Nick, The problem there is that the two classes are then not defined in terms of income. So it's OK to talk of two groups, as long as you understand that (for instance) lots and lots of Walmart shoppers are richer than lots and lots of Whole Foods shoppers. And in a way, that's my point.

Thomas, It seems to me that if you are worried about the two tails getting further apart, you are actually describing a three class society. (As long as the middle was bigger than each tail.)

Thanks Ironman, It sounds like that smoothing would not affect the number of major "humps", is that right? Do you have a picture of the un-smoothed data?

Ironman writes:

The smoothing that was done won't affect the number of humps - the original cumulative income distribution that it was built from was a "Single-S", so it would only produce a single major hump. Here's a post from 2016 (showing income distribution data for 2015) that shows the kind of cumulative income distribution that we used to build the chart, where you can see how the model fits to the raw data. The main difference between it and the data from 2012 is that the incomes have shifted to the right.
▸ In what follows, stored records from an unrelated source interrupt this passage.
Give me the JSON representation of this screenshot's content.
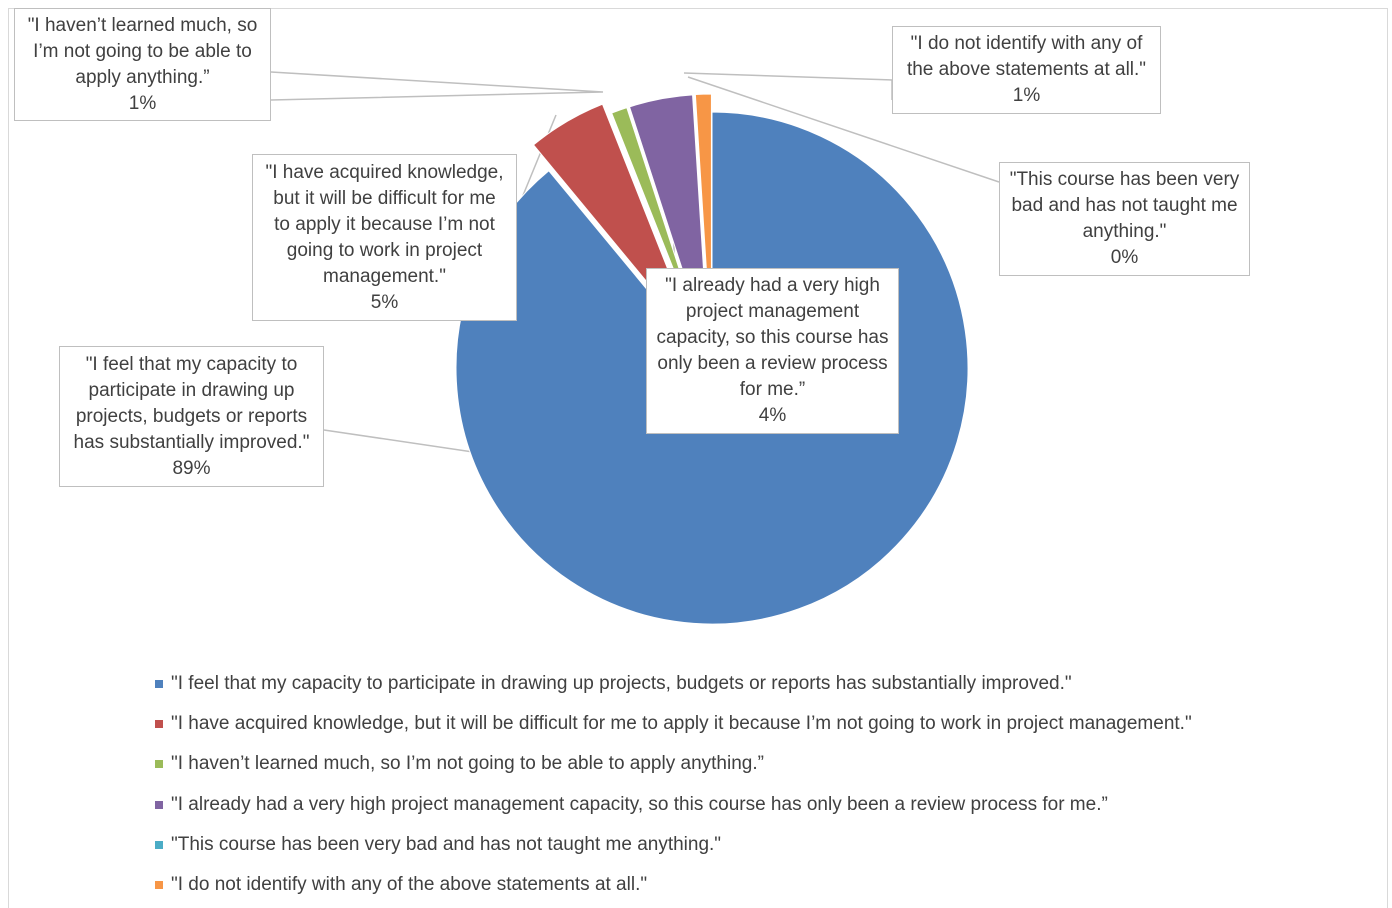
{
  "chart_data": {
    "type": "pie",
    "title": "",
    "slices": [
      {
        "label": "\"I feel that my capacity to participate in drawing up projects, budgets or reports has substantially improved.\"",
        "callout_lines": [
          "\"I feel that my capacity to",
          "participate in drawing up",
          "projects, budgets or reports",
          "has substantially improved.\""
        ],
        "value": 89,
        "value_label": "89%",
        "color": "#4F81BD"
      },
      {
        "label": "\"I have acquired knowledge, but it will be difficult for me to apply it because I’m not going to work in project management.\"",
        "callout_lines": [
          "\"I have acquired knowledge,",
          "but it will be difficult for me",
          "to apply it because I’m not",
          "going to work in project",
          "management.\""
        ],
        "value": 5,
        "value_label": "5%",
        "color": "#C0504D"
      },
      {
        "label": "\"I haven’t learned much, so I’m not going to be able to apply anything.”",
        "callout_lines": [
          "\"I haven’t learned much, so",
          "I’m not going to be able to",
          "apply anything.”"
        ],
        "value": 1,
        "value_label": "1%",
        "color": "#9BBB59"
      },
      {
        "label": "\"I already had a very high project management capacity, so this course has only been a review process for me.”",
        "callout_lines": [
          "\"I already had a very high",
          "project management",
          "capacity, so this course has",
          "only been a review process",
          "for me.”"
        ],
        "value": 4,
        "value_label": "4%",
        "color": "#8064A2"
      },
      {
        "label": "\"This course has been very bad and has not taught me anything.\"",
        "callout_lines": [
          "\"This course has been very",
          "bad and has not taught me",
          "anything.\""
        ],
        "value": 0,
        "value_label": "0%",
        "color": "#4BACC6"
      },
      {
        "label": "\"I do not identify with any of the above statements at all.\"",
        "callout_lines": [
          "\"I do not identify with any of",
          "the above statements at all.\""
        ],
        "value": 1,
        "value_label": "1%",
        "color": "#F79646"
      }
    ],
    "legend_position": "bottom"
  }
}
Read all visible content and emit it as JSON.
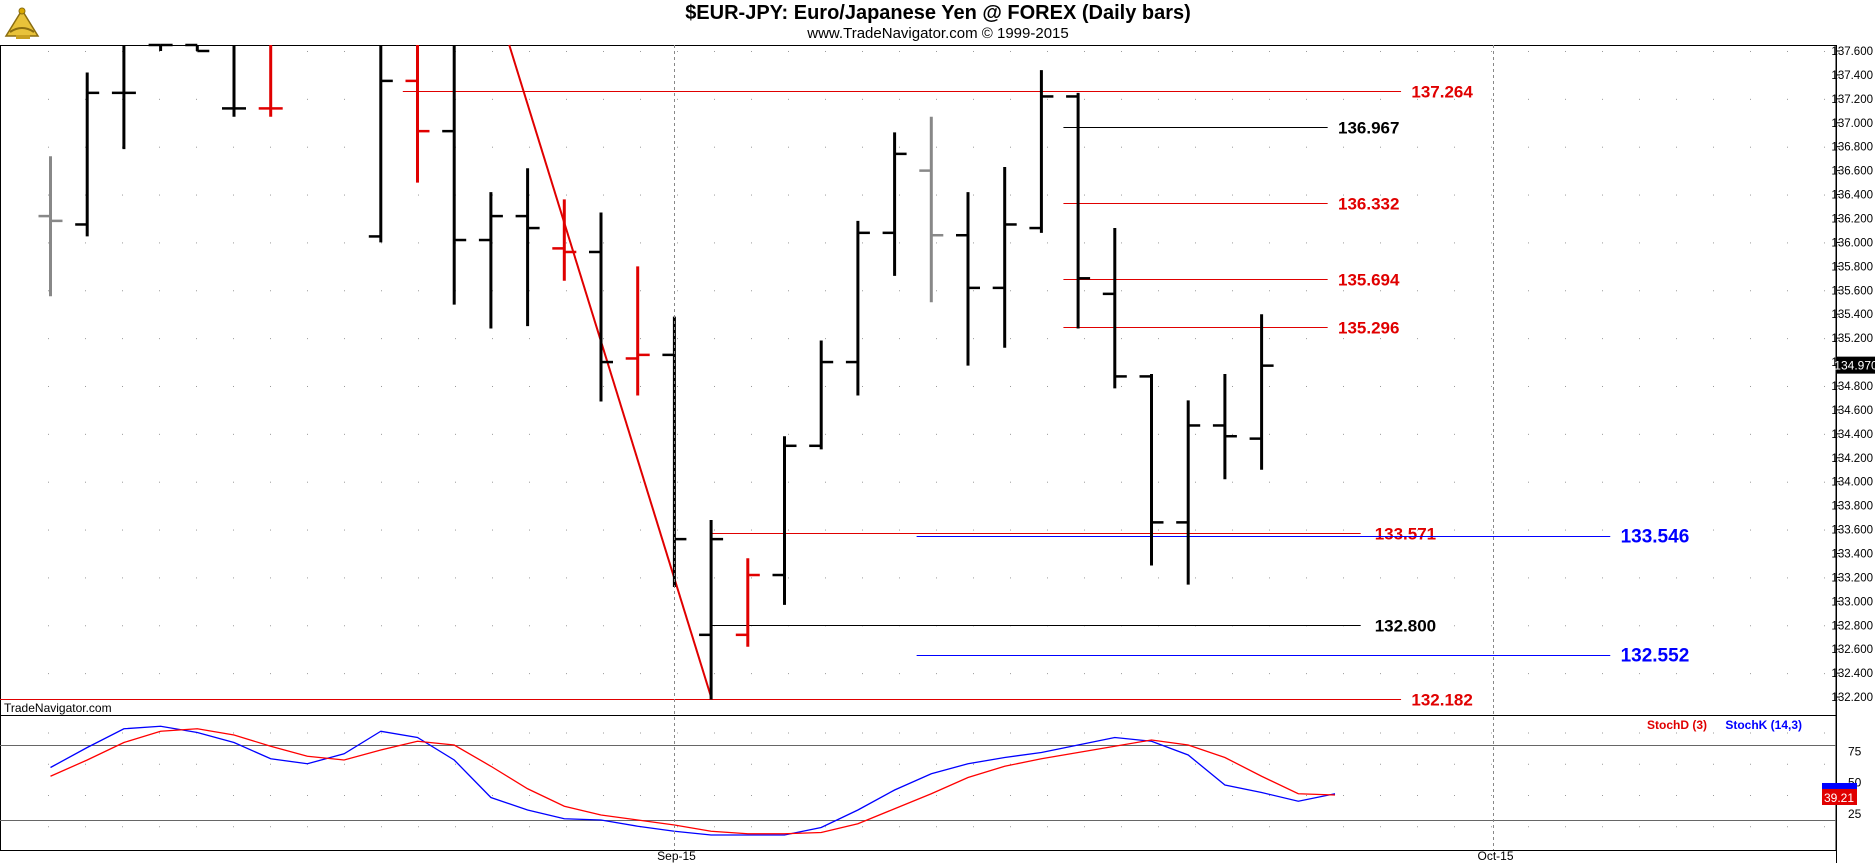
{
  "header": {
    "title": "$EUR-JPY:  Euro/Japanese Yen @ FOREX  (Daily bars)",
    "copyright": "www.TradeNavigator.com © 1999-2015",
    "logo_icon": "sextant-icon"
  },
  "watermark": "TradeNavigator.com",
  "colors": {
    "up": "#000000",
    "down": "#e00000",
    "neutral": "#888888",
    "stochK": "#0000ff",
    "stochD": "#ff0000",
    "line": "#ff0000",
    "blue": "#0000ff"
  },
  "chart_data": [
    {
      "type": "ohlc",
      "title": "$EUR-JPY:  Euro/Japanese Yen @ FOREX  (Daily bars)",
      "xlabel": "",
      "ylabel": "",
      "ylim": [
        132.05,
        137.65
      ],
      "y_ticks": [
        "137.600",
        "137.400",
        "137.200",
        "137.000",
        "136.800",
        "136.600",
        "136.400",
        "136.200",
        "136.000",
        "135.800",
        "135.600",
        "135.400",
        "135.200",
        "135.000",
        "134.800",
        "134.600",
        "134.400",
        "134.200",
        "134.000",
        "133.800",
        "133.600",
        "133.400",
        "133.200",
        "133.000",
        "132.800",
        "132.600",
        "132.400",
        "132.200"
      ],
      "x_tick_labels": [
        {
          "label": "Sep-15",
          "bar": 17
        },
        {
          "label": "Oct-15",
          "bar": 39.3
        }
      ],
      "last_price": "134.970",
      "bars": [
        {
          "o": 136.22,
          "h": 136.72,
          "l": 135.55,
          "c": 136.18,
          "color": "neutral"
        },
        {
          "o": 136.15,
          "h": 137.42,
          "l": 136.05,
          "c": 137.25,
          "color": "up"
        },
        {
          "o": 137.25,
          "h": 137.65,
          "l": 136.78,
          "c": 137.25,
          "color": "up"
        },
        {
          "o": 137.65,
          "h": 137.65,
          "l": 137.6,
          "c": 137.65,
          "color": "up"
        },
        {
          "o": 137.65,
          "h": 137.65,
          "l": 137.6,
          "c": 137.6,
          "color": "up"
        },
        {
          "o": 137.12,
          "h": 137.65,
          "l": 137.05,
          "c": 137.12,
          "color": "up"
        },
        {
          "o": 137.12,
          "h": 137.65,
          "l": 137.05,
          "c": 137.12,
          "color": "down"
        },
        {
          "o": null,
          "h": null,
          "l": null,
          "c": null,
          "color": "up"
        },
        {
          "o": null,
          "h": null,
          "l": null,
          "c": null,
          "color": "up"
        },
        {
          "o": 136.05,
          "h": 137.65,
          "l": 136.0,
          "c": 137.35,
          "color": "up"
        },
        {
          "o": 137.35,
          "h": 137.65,
          "l": 136.5,
          "c": 136.93,
          "color": "down"
        },
        {
          "o": 136.93,
          "h": 137.65,
          "l": 135.48,
          "c": 136.02,
          "color": "up"
        },
        {
          "o": 136.02,
          "h": 136.42,
          "l": 135.28,
          "c": 136.22,
          "color": "up"
        },
        {
          "o": 136.22,
          "h": 136.62,
          "l": 135.3,
          "c": 136.12,
          "color": "up"
        },
        {
          "o": 135.95,
          "h": 136.36,
          "l": 135.68,
          "c": 135.92,
          "color": "down"
        },
        {
          "o": 135.92,
          "h": 136.25,
          "l": 134.67,
          "c": 135.0,
          "color": "up"
        },
        {
          "o": 135.03,
          "h": 135.8,
          "l": 134.72,
          "c": 135.06,
          "color": "down"
        },
        {
          "o": 135.06,
          "h": 135.38,
          "l": 133.12,
          "c": 133.52,
          "color": "up"
        },
        {
          "o": 132.72,
          "h": 133.68,
          "l": 132.18,
          "c": 133.52,
          "color": "up"
        },
        {
          "o": 132.72,
          "h": 133.36,
          "l": 132.62,
          "c": 133.22,
          "color": "down"
        },
        {
          "o": 133.22,
          "h": 134.38,
          "l": 132.97,
          "c": 134.3,
          "color": "up"
        },
        {
          "o": 134.3,
          "h": 135.18,
          "l": 134.27,
          "c": 135.0,
          "color": "up"
        },
        {
          "o": 135.0,
          "h": 136.18,
          "l": 134.72,
          "c": 136.08,
          "color": "up"
        },
        {
          "o": 136.08,
          "h": 136.92,
          "l": 135.72,
          "c": 136.74,
          "color": "up"
        },
        {
          "o": 136.6,
          "h": 137.05,
          "l": 135.5,
          "c": 136.06,
          "color": "neutral"
        },
        {
          "o": 136.06,
          "h": 136.42,
          "l": 134.97,
          "c": 135.62,
          "color": "up"
        },
        {
          "o": 135.62,
          "h": 136.63,
          "l": 135.12,
          "c": 136.15,
          "color": "up"
        },
        {
          "o": 136.12,
          "h": 137.44,
          "l": 136.08,
          "c": 137.22,
          "color": "up"
        },
        {
          "o": 137.22,
          "h": 137.25,
          "l": 135.28,
          "c": 135.7,
          "color": "up"
        },
        {
          "o": 135.57,
          "h": 136.12,
          "l": 134.78,
          "c": 134.88,
          "color": "up"
        },
        {
          "o": 134.88,
          "h": 134.9,
          "l": 133.3,
          "c": 133.66,
          "color": "up"
        },
        {
          "o": 133.66,
          "h": 134.68,
          "l": 133.14,
          "c": 134.47,
          "color": "up"
        },
        {
          "o": 134.47,
          "h": 134.9,
          "l": 134.02,
          "c": 134.38,
          "color": "up"
        },
        {
          "o": 134.36,
          "h": 135.4,
          "l": 134.1,
          "c": 134.97,
          "color": "up"
        }
      ],
      "levels": [
        {
          "value": 137.264,
          "label": "137.264",
          "color": "#e00000",
          "from_bar": 9.6,
          "to_bar": 36.8,
          "label_bar": 37.0
        },
        {
          "value": 136.967,
          "label": "136.967",
          "color": "#000000",
          "from_bar": 27.6,
          "to_bar": 34.8,
          "label_bar": 35.0
        },
        {
          "value": 136.332,
          "label": "136.332",
          "color": "#e00000",
          "from_bar": 27.6,
          "to_bar": 34.8,
          "label_bar": 35.0
        },
        {
          "value": 135.694,
          "label": "135.694",
          "color": "#e00000",
          "from_bar": 27.6,
          "to_bar": 34.8,
          "label_bar": 35.0
        },
        {
          "value": 135.296,
          "label": "135.296",
          "color": "#e00000",
          "from_bar": 27.6,
          "to_bar": 34.8,
          "label_bar": 35.0
        },
        {
          "value": 133.571,
          "label": "133.571",
          "color": "#e00000",
          "from_bar": 18.0,
          "to_bar": 35.7,
          "label_bar": 36.0
        },
        {
          "value": 133.546,
          "label": "133.546",
          "color": "#0000ff",
          "from_bar": 23.6,
          "to_bar": 42.5,
          "label_bar": 42.7
        },
        {
          "value": 132.8,
          "label": "132.800",
          "color": "#000000",
          "from_bar": 18.0,
          "to_bar": 35.7,
          "label_bar": 36.0
        },
        {
          "value": 132.552,
          "label": "132.552",
          "color": "#0000ff",
          "from_bar": 23.6,
          "to_bar": 42.5,
          "label_bar": 42.7
        },
        {
          "value": 132.182,
          "label": "132.182",
          "color": "#e00000",
          "from_bar": -1.5,
          "to_bar": 36.8,
          "label_bar": 37.0
        }
      ],
      "trendline": {
        "from": {
          "bar": 12.5,
          "value": 137.65
        },
        "to": {
          "bar": 18.0,
          "value": 132.2
        },
        "color": "#e00000"
      }
    },
    {
      "type": "line",
      "title": "",
      "ylim": [
        0,
        100
      ],
      "y_ticks": [
        "75",
        "50",
        "25"
      ],
      "hlines": [
        80,
        20
      ],
      "last_value": "39.21",
      "series": [
        {
          "name": "StochK (14,3)",
          "color": "#0000ff",
          "values": [
            62,
            78,
            93,
            95,
            90,
            82,
            69,
            65,
            73,
            91,
            86,
            68,
            38,
            28,
            21,
            20,
            15,
            11,
            8,
            8,
            8,
            14,
            28,
            44,
            57,
            65,
            70,
            74,
            80,
            86,
            83,
            72,
            48,
            42,
            35,
            41
          ]
        },
        {
          "name": "StochD (3)",
          "color": "#ff0000",
          "values": [
            55,
            68,
            82,
            91,
            93,
            88,
            79,
            71,
            68,
            76,
            83,
            80,
            63,
            45,
            31,
            24,
            20,
            16,
            11,
            9,
            9,
            10,
            17,
            29,
            41,
            54,
            63,
            69,
            74,
            79,
            84,
            80,
            70,
            55,
            41,
            40
          ]
        }
      ],
      "legend": [
        "StochD (3)",
        "StochK (14,3)"
      ]
    }
  ]
}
I do have an example of what the raw data would look really like if it weren't smoothed, but it's for the world individual income distribution for 2013. I would describe it as a single hump with a slight bulge.
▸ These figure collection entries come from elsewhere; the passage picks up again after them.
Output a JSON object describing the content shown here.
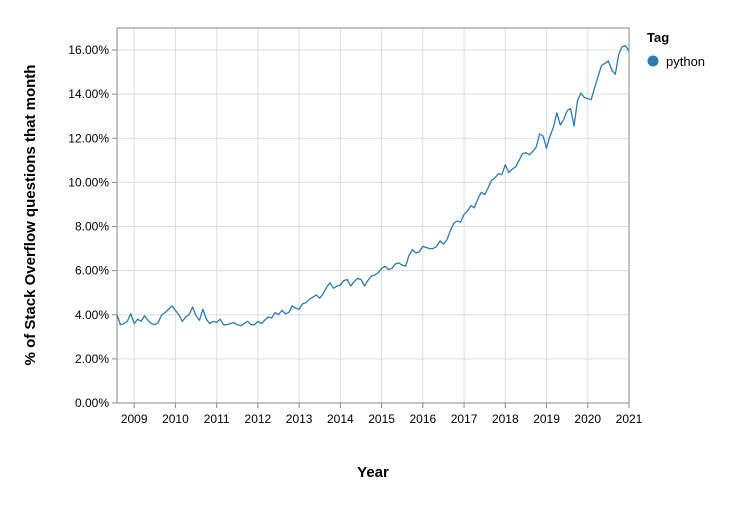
{
  "chart_data": {
    "type": "line",
    "xlabel": "Year",
    "ylabel": "% of Stack Overflow questions that month",
    "xlim": [
      "2008-08",
      "2021-01"
    ],
    "ylim": [
      0,
      17
    ],
    "x_ticks": [
      "2009",
      "2010",
      "2011",
      "2012",
      "2013",
      "2014",
      "2015",
      "2016",
      "2017",
      "2018",
      "2019",
      "2020",
      "2021"
    ],
    "y_ticks": [
      0,
      2,
      4,
      6,
      8,
      10,
      12,
      14,
      16
    ],
    "y_tick_labels": [
      "0.00%",
      "2.00%",
      "4.00%",
      "6.00%",
      "8.00%",
      "10.00%",
      "12.00%",
      "14.00%",
      "16.00%"
    ],
    "grid": true,
    "legend": {
      "title": "Tag",
      "placement": "top-right"
    },
    "colors": {
      "python": "#2c7bb6",
      "grid": "#dddddd",
      "axis": "#888888"
    },
    "series": [
      {
        "name": "python",
        "x": [
          "2008-08",
          "2008-09",
          "2008-10",
          "2008-11",
          "2008-12",
          "2009-01",
          "2009-02",
          "2009-03",
          "2009-04",
          "2009-05",
          "2009-06",
          "2009-07",
          "2009-08",
          "2009-09",
          "2009-10",
          "2009-11",
          "2009-12",
          "2010-01",
          "2010-02",
          "2010-03",
          "2010-04",
          "2010-05",
          "2010-06",
          "2010-07",
          "2010-08",
          "2010-09",
          "2010-10",
          "2010-11",
          "2010-12",
          "2011-01",
          "2011-02",
          "2011-03",
          "2011-04",
          "2011-05",
          "2011-06",
          "2011-07",
          "2011-08",
          "2011-09",
          "2011-10",
          "2011-11",
          "2011-12",
          "2012-01",
          "2012-02",
          "2012-03",
          "2012-04",
          "2012-05",
          "2012-06",
          "2012-07",
          "2012-08",
          "2012-09",
          "2012-10",
          "2012-11",
          "2012-12",
          "2013-01",
          "2013-02",
          "2013-03",
          "2013-04",
          "2013-05",
          "2013-06",
          "2013-07",
          "2013-08",
          "2013-09",
          "2013-10",
          "2013-11",
          "2013-12",
          "2014-01",
          "2014-02",
          "2014-03",
          "2014-04",
          "2014-05",
          "2014-06",
          "2014-07",
          "2014-08",
          "2014-09",
          "2014-10",
          "2014-11",
          "2014-12",
          "2015-01",
          "2015-02",
          "2015-03",
          "2015-04",
          "2015-05",
          "2015-06",
          "2015-07",
          "2015-08",
          "2015-09",
          "2015-10",
          "2015-11",
          "2015-12",
          "2016-01",
          "2016-02",
          "2016-03",
          "2016-04",
          "2016-05",
          "2016-06",
          "2016-07",
          "2016-08",
          "2016-09",
          "2016-10",
          "2016-11",
          "2016-12",
          "2017-01",
          "2017-02",
          "2017-03",
          "2017-04",
          "2017-05",
          "2017-06",
          "2017-07",
          "2017-08",
          "2017-09",
          "2017-10",
          "2017-11",
          "2017-12",
          "2018-01",
          "2018-02",
          "2018-03",
          "2018-04",
          "2018-05",
          "2018-06",
          "2018-07",
          "2018-08",
          "2018-09",
          "2018-10",
          "2018-11",
          "2018-12",
          "2019-01",
          "2019-02",
          "2019-03",
          "2019-04",
          "2019-05",
          "2019-06",
          "2019-07",
          "2019-08",
          "2019-09",
          "2019-10",
          "2019-11",
          "2019-12",
          "2020-01",
          "2020-02",
          "2020-03",
          "2020-04",
          "2020-05",
          "2020-06",
          "2020-07",
          "2020-08",
          "2020-09",
          "2020-10",
          "2020-11",
          "2020-12",
          "2021-01"
        ],
        "values": [
          4.0,
          3.55,
          3.6,
          3.7,
          4.05,
          3.6,
          3.8,
          3.7,
          3.95,
          3.75,
          3.6,
          3.55,
          3.65,
          4.0,
          4.1,
          4.25,
          4.4,
          4.2,
          4.0,
          3.7,
          3.9,
          4.0,
          4.35,
          3.95,
          3.75,
          4.25,
          3.8,
          3.6,
          3.7,
          3.65,
          3.8,
          3.55,
          3.55,
          3.6,
          3.65,
          3.55,
          3.5,
          3.6,
          3.7,
          3.55,
          3.55,
          3.7,
          3.6,
          3.75,
          3.9,
          3.85,
          4.1,
          4.0,
          4.2,
          4.05,
          4.1,
          4.4,
          4.3,
          4.25,
          4.5,
          4.55,
          4.7,
          4.8,
          4.9,
          4.75,
          4.95,
          5.25,
          5.45,
          5.2,
          5.3,
          5.35,
          5.55,
          5.6,
          5.3,
          5.5,
          5.65,
          5.6,
          5.3,
          5.55,
          5.75,
          5.8,
          5.9,
          6.1,
          6.2,
          6.05,
          6.1,
          6.3,
          6.35,
          6.25,
          6.2,
          6.7,
          6.95,
          6.8,
          6.85,
          7.1,
          7.05,
          7.0,
          7.0,
          7.1,
          7.35,
          7.2,
          7.4,
          7.8,
          8.15,
          8.25,
          8.2,
          8.55,
          8.7,
          8.95,
          8.85,
          9.25,
          9.55,
          9.45,
          9.75,
          10.1,
          10.2,
          10.4,
          10.35,
          10.8,
          10.45,
          10.6,
          10.7,
          11.0,
          11.3,
          11.35,
          11.25,
          11.4,
          11.6,
          12.2,
          12.1,
          11.55,
          12.1,
          12.5,
          13.15,
          12.6,
          12.85,
          13.25,
          13.35,
          12.55,
          13.7,
          14.05,
          13.85,
          13.8,
          13.75,
          14.3,
          14.8,
          15.3,
          15.4,
          15.5,
          15.1,
          14.9,
          15.8,
          16.15,
          16.2,
          15.95
        ]
      }
    ]
  }
}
This post has a chart featuring the smoothed cumulative income data for the world, the U.S. and China. The Chinese cumulative income distribution comes closest to forming a "double-S", which is what it would really take to have a bimodal double-hump distribution, but its really more of an "elongated-S".

Lorenzo from Oz writes:

While it is useful to remind folk that income distribution is rather bell curve like, given the strong territoriality of voting patterns, it is hardly surprising that income is not a good differentiator.

mbka writes:


I am stunned by how well the raw data fit the model. It's as if this were a result from physics.

Ironman writes:

mbka: I think you mean vice-versa - it's a lot easier to fit models to raw data than the other way around! In this case, we also assumed that the income distribution naturally follows a lognormal distribution, which helped to better fit the model to the data.

mbka writes:


that's an interesting a philosophical point! Ideally, the mental model should come before the raw data are compared to it, i.e. one should have a clear theory as to why one would expect such a distribution, and this theory is then tested by comparing data to it. But I do agree that in reality data usually come first, and then one starts wondering which model could explain (or fit) the data.

Nick writes:

@Scott Sumner

Or, perhaps, income is an imperfect proxy for wealth (which is true). And the peaks for the respective income distributions need not be that close to each other, so there may not be much overlap. Or, the income distribution of the upper class may be a left-truncated log-normal distribution, the income distribution of the lower class a right-truncated log-normal distribution, and they meet in the middle, so that every lower-class individual makes less money than every higher-class individual, but the overall income distribution appears log-normal.

I'm making this point not because I think you're wrong, but because I don't think we can draw any substantive conclusions from the modality of the distribution of income about the class structure of the United States.